Not to mention, the social assumption that women are always seeking out a relationship is entirely misinformed and outdated. A single woman in the city is not necessarily a casualty of a commitment-phobic culture, unable to nail down the elusive relationship-oriented man in a sea of hook-ups and one night stands. Perhaps, she’s just content doing her own thing, for now.
And let’s be frank here, dating in the Millennial age is quite often a sh*t storm. If it wasn’t, I wouldn’t be writing about it all the time. So there’s nothing wrong with taking some added time to figure it all out, and navigate it all at a pace that doesn’t give us romantic whiplash. Being single isn’t a concept you should have to defend against your dating potential, and I’ll say this until I’m blue in the face… there is nothing unusual or ‘wrong’ with taking some time to yourself in your twenties or thirties.

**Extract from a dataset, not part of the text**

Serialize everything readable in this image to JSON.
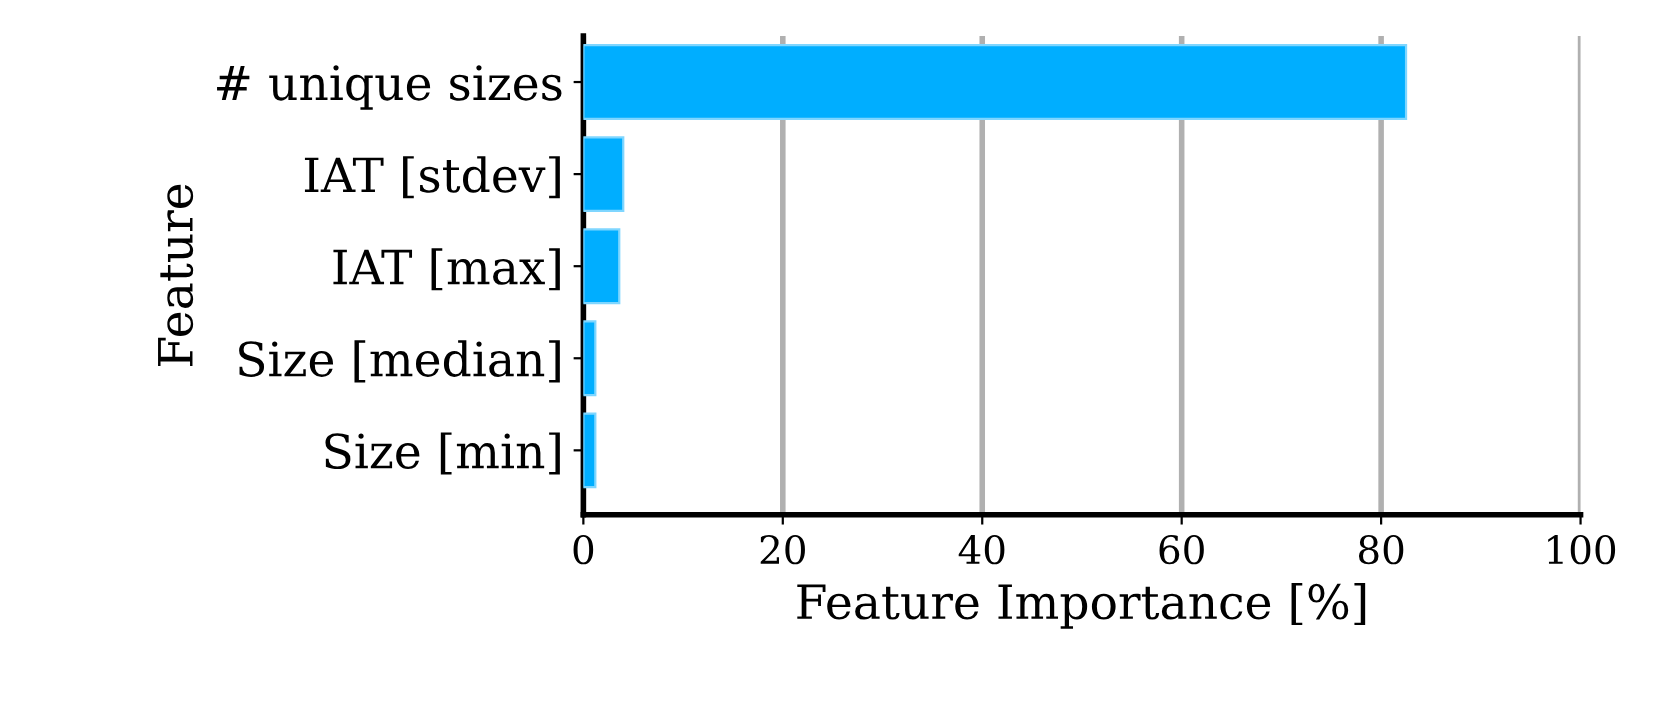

Ultimately, being single is not some blinking, cautionary neon sign hovering above your head at all times. And to any concerned loved ones or friends, I promise you, I’m not spending my nights decked out in a sweatsuit while sobbing incoherently into a tub of Ben and Jerry’s, pinning wedding ideas onto a Pinterest board and watching the Notebook on Netflix (however I have shed a few tears over This is Us, if I’m being honest).
After all, it’s important to remember that being single doesn’t mean you are undesired, not having sex or not enjoying companionship and making connections. There are a number of explanations that don’t change the simple fact that if you are happy and content with your relationship status, everyone else should be too.